Oh, that meme is going around again. The one where people think that if they post to their Facebook wall that everything is theirs and they own the copyright and let’s name a few laws that that OVERRIDES Facebook’s terms and conditions. It doesn’t. Just like standing up and yelling that your high speed internet will now cost $2/month because you want it to does NOT make your internet cost $2/month. Comcast will keep billing you the regular rate.
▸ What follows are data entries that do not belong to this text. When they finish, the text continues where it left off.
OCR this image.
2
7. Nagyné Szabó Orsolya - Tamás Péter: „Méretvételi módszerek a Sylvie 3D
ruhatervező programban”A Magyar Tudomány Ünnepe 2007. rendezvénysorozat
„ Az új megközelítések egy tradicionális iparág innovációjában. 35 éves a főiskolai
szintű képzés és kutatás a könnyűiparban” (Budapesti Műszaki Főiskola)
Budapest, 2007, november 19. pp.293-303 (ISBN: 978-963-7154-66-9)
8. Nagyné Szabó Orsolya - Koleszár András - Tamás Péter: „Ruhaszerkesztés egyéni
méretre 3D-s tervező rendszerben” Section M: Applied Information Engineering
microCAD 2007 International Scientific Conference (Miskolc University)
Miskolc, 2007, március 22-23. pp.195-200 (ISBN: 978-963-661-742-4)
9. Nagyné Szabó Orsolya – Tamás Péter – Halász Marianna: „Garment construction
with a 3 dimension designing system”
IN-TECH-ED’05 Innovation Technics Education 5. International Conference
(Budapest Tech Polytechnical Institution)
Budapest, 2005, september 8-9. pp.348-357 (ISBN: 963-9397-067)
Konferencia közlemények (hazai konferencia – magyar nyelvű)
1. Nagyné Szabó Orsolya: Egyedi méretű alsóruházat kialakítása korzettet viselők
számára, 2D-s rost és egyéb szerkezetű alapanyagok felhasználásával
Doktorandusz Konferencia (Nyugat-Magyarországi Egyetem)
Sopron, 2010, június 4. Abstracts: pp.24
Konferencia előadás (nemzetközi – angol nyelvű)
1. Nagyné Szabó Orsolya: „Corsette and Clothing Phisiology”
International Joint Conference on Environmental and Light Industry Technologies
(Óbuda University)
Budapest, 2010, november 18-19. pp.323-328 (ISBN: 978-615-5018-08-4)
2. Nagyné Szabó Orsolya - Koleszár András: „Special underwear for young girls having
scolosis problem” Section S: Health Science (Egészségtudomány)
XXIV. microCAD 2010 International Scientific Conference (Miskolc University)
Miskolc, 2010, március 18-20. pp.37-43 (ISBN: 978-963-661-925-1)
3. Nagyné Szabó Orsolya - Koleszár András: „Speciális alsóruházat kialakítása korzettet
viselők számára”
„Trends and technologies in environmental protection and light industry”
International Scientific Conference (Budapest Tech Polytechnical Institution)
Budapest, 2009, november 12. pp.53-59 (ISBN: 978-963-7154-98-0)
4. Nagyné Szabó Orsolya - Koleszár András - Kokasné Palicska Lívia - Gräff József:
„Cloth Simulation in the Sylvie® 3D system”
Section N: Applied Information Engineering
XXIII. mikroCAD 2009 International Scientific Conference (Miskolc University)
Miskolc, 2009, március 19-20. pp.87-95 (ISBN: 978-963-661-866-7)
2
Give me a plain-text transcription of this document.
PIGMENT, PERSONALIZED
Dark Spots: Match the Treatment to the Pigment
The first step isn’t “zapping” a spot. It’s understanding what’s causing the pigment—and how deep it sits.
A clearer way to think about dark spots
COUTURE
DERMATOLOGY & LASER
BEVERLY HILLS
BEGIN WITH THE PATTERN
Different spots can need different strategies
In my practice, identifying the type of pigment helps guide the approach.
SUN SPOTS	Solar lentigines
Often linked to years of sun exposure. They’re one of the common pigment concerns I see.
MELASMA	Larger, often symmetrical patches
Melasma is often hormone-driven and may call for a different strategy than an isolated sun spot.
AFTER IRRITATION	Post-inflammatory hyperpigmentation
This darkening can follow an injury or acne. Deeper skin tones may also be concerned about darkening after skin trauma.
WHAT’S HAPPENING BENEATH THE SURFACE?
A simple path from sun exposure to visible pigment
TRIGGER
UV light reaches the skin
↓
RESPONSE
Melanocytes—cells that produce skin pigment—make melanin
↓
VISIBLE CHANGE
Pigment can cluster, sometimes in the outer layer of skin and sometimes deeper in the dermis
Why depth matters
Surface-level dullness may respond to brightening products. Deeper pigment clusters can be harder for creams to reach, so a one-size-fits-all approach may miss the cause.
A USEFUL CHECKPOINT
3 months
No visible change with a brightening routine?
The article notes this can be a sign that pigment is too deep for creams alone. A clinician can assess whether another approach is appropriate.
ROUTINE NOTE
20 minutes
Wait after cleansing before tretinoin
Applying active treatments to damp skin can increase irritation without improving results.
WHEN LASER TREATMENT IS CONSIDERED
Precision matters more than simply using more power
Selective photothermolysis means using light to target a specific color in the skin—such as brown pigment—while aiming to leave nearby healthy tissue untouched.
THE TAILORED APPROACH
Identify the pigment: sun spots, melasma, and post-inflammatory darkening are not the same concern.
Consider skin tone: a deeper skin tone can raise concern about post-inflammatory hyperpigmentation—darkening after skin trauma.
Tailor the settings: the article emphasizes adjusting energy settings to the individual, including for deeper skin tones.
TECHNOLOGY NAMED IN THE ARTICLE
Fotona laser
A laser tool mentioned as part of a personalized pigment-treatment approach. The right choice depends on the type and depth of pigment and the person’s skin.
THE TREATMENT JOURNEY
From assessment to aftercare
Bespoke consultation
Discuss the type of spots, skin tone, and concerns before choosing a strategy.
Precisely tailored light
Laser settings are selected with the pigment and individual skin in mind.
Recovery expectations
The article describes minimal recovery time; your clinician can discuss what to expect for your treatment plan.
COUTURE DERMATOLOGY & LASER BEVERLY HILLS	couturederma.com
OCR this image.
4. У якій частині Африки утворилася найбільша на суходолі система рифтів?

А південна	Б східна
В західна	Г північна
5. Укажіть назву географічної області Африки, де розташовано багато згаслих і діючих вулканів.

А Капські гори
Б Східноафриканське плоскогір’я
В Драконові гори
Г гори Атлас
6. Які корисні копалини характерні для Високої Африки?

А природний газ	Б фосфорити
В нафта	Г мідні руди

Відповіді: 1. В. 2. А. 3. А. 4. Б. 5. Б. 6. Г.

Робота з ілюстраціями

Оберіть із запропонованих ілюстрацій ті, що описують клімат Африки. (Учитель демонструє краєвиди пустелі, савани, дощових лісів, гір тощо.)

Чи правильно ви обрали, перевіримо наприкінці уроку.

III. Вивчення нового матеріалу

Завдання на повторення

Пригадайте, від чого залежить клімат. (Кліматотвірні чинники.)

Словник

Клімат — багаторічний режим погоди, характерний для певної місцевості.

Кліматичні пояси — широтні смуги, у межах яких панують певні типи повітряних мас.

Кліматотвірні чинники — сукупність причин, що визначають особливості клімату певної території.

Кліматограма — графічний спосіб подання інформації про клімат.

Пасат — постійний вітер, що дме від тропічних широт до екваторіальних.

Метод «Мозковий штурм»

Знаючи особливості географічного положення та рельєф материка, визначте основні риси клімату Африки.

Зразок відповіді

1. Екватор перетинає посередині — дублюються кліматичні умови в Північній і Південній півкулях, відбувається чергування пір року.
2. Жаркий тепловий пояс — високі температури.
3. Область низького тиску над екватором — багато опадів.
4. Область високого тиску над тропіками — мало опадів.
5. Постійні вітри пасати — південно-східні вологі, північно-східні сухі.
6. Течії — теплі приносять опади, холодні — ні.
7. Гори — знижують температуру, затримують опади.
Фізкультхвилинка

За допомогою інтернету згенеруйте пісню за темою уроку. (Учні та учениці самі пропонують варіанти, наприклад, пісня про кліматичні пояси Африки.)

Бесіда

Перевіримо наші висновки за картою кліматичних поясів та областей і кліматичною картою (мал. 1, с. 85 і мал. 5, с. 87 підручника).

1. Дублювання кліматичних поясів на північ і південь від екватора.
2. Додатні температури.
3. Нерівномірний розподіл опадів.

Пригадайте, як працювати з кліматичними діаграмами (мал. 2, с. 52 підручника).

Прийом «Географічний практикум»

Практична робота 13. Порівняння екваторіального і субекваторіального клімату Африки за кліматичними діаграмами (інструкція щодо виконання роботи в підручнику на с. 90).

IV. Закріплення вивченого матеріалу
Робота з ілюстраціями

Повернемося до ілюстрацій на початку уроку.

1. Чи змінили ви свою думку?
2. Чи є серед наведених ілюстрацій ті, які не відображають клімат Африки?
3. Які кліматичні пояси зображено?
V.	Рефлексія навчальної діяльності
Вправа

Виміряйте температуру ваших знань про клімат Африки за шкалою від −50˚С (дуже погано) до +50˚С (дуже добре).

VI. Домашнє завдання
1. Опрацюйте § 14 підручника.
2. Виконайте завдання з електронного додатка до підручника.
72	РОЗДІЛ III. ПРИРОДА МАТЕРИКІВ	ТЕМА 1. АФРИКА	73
One thing seems to be lost on most people, and that is that the biggest risk to your privacy relating to Facebook is YOU. We can break this into three simple factors.
Factor 1: What You Post
Facebook’s privacy didn’t make you post that drunk-at-work picture that got you fired. Or that high-at-work status. Or the thing that made everybody figure out that you were cheating. Or the picture of your new racist tattoo. Facebook’s privacy didn’t make you post those things. You posted them. You chose to share them with a public or semi-public group. You don’t get to blame Facebook for that.
Factor 2: How You Post It
Well, how DID you post the status that made it clear that you were having someone else’s baby? Public? Friends only? To certain people? To a closed Facebook group? This IS in your control. Learn how to use it, and use it wisely.
Factor 3: Who You Friend
Do you have the sort of friends who would send your post to your boss? Your ex? A Cheezburger website? Do you have the sort of friends who will take an original artwork you create and posted to Facebook, steal it, and sell t-shirts with that on there? Then congratulations, the big security breach is in your own house. It’s not Facebook or their privacy or some laws you don’t understand but want to quote.
It’s your own CIRCLE of people.
Step one is clean house. If you are not real life friends with someone, unfriend them on Facebook. If they write to you acting all mad, block them. This is a STRANGER to you. Who cares if their feelings are hurt. Protect yourself. You are exposing what might be personal things to strangers, and why? So you can say you have X number of Facebook friends as if there is a contest? Start removing people you don’t really know, don’t really like, or don’t really trust.
Step two is to learn how to use Facebook lists. These are privacy groups that you can control. Maybe you have a “former and current co-workers” list who is blocked from seeing that drunk pic of you from Friday night. Maybe you have a “clients” list who is blocked from seeing personal info about your divorce. Maybe you have a “family” list who can be blocked from political rantings that don’t match their views.
Facebook does let you say which lists can’t see something, which means you can post a picture or status, and block multiple groups from seeing it.
Protect yourself. It’s a brave new world of knowing a lot about people rather easily. You get to decide what’s out there and who your friends are. Real friends wouldn’t post things with or about you that could hurt your work or personal life. Choose deliberately!